Based on the case of Commissioner of Customs and Excise v Randles, Brothers & Hudson Ltd 1941 AD 369, the doctrine of simulation can be summarised as follows:

(i)    the parties to an agreement normally prepare it in order to reflect their true intention;

(ii)   however, sometimes the parties to an agreement cast it in a form that is aimed at disguising, rather than revealing their true intention;

(iii)  the disguise is typically adopted in order to secure a benefit that the law would not otherwise allow; and

(iv)  if a court is of the view that the parties to a transaction have a definitively ascertainable intention which differs from the intention expressed by them in their agreement, the court must ignore the label that the parties have assigned to their agreement and give effect to that definitively ascertainable intention.
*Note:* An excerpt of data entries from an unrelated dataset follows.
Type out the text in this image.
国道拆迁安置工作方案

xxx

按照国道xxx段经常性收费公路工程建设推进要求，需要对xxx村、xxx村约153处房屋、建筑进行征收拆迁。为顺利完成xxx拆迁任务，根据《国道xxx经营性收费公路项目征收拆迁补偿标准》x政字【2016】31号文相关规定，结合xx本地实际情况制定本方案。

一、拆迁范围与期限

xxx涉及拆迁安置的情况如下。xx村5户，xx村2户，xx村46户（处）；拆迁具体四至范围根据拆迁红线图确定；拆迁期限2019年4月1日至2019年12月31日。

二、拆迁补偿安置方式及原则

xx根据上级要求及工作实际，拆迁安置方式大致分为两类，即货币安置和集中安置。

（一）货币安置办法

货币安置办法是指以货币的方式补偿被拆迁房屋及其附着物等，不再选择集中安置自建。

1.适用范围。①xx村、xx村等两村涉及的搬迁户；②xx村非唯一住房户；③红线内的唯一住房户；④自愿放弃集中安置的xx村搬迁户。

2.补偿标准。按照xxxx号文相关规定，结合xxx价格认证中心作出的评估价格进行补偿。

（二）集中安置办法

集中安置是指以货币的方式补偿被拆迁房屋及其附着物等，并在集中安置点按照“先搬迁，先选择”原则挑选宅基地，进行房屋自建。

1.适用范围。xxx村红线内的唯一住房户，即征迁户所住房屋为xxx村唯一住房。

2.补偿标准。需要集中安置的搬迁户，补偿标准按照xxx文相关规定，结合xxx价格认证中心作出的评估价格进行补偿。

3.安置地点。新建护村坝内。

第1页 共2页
In the case of Lawson and Kirk v South African Discount and Acceptance Corporation Pty Ltd 1938 CPD 273 at 282, Davis J utilised the following illustration to emphasise that, in order to detect the presence of simulation, the court should pay particular attention to “slip ups” and inconsistencies to that which is purported by the parties:

“If a man is thought to have been working industriously to make a loan appear to be a sale, it is obvious that not much heed can be paid at any appearances of sale, unless perchance, they be so consistent that it is possible to say: “This must in truth have been a genuine sale: no man could so consistently and so successfully have simulated all its features: he was bound to have slipped up somewhere.” But it is the places where he has slipped up which must necessarily be of paramount importance, for if it were a genuine sale, then there was no possible reason why he should ever have slipped up at all. A Parisian cripple is suspected of being a German spy in disguise: that he habitually speaks French and limps on two sticks matters not at all: that he was once heard speaking fluent German and was seen to run may well be conclusive.”
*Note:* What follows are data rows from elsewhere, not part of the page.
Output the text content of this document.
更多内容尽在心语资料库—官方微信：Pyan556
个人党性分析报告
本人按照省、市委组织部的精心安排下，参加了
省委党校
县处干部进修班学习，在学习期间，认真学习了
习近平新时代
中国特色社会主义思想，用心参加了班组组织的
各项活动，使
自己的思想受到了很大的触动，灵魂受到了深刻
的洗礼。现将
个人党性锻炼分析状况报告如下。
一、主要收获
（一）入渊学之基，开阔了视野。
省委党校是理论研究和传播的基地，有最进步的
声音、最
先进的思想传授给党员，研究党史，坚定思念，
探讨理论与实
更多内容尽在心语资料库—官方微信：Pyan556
If the doctrine of simulation were to be applied to the non-payment indemnity described earlier in this article, SARS could possibly make the following simulation argument:

(i)    the parties’ purported intention is that funding is to be made available to the company in the form of preference shares, on the basis that the funder is to receive a return on its investment in the form of dividends and return of capital through the payment of redemption prices, payment of which is conditional upon the company passing the solvency and liquidity test;

(ii)   the non-payment indemnity provides the funder with an absolute right to enforce repayment of the amounts advanced (together with any other amounts scheduled to be paid), which is a feature intrinsic to a loan and inconsistent with the parties’ purported intention;

(iii)  this inconsistency points to the parties’ true intention, being that the funders advanced a loan that must be repaid by the company and that the parties simply cast agreements in the form of preference shares in order to obtain favourable tax treatment;

(iv)  the court must ignore the form in which the parties cast it and give effect to that true intention; and

(v)   the funding should accordingly be treated as a loan and the dividends should be taxed by SARS as if it were interest.
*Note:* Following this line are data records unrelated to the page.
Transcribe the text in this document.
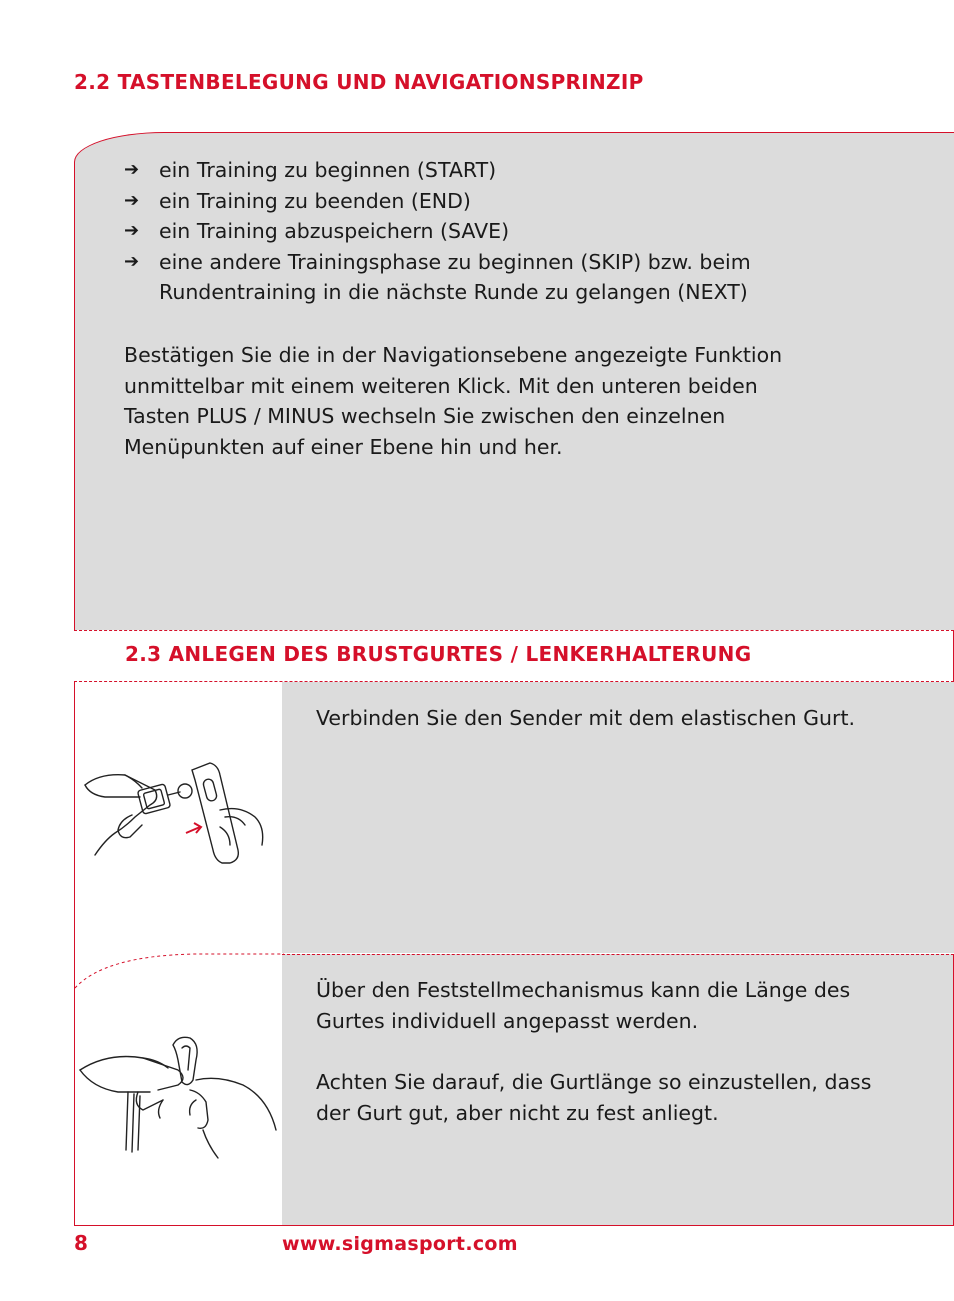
2.2 TASTENBELEGUNG UND NAVIGATIONSPRINZIP
➔ ein Training zu beginnen (START)
➔ ein Training zu beenden (END)
➔ ein Training abzuspeichern (SAVE)
➔ eine andere Trainingsphase zu beginnen (SKIP) bzw. beim Rundentraining in die nächste Runde zu gelangen (NEXT)

Bestätigen Sie die in der Navigationsebene angezeigte Funktion unmittelbar mit einem weiteren Klick. Mit den unteren beiden Tasten PLUS / MINUS wechseln Sie zwischen den einzelnen Menüpunkten auf einer Ebene hin und her.

2.3 ANLEGEN DES BRUSTGURTES / LENKERHALTERUNG

Verbinden Sie den Sender mit dem elastischen Gurt.

Über den Feststellmechanismus kann die Länge des Gurtes individuell angepasst werden.

Achten Sie darauf, die Gurtlänge so einzustellen, dass der Gurt gut, aber nicht zu fest anliegt.

8	www.sigmasport.com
If the company gives the holder of preference shares a non-payment indemnity, with a view to the holder relying on that indemnity and enforcing repayment of capital and returns against the company notwithstanding its solvency and liquidity status, the preference shares could possibly be challenged by SARS on the basis that it is a simulated loan, for the reasons set out above. If, on the other hand, the parties’ true intention is in fact for the funding to take the form of preference shares, it follows that the payments which the funder receives from the company must be subject to the passing of the solvency and liquidity test by the company. Enforcing a non-payment indemnity clause against the company in instances where the solvency and liquidity test cannot be passed is therefore imposing an obligation on the company with which it cannot lawfully comply. We accordingly conclude that the non-payment indemnity serves no real purpose in such circumstances and should be abandoned in the context of true preference share transactions.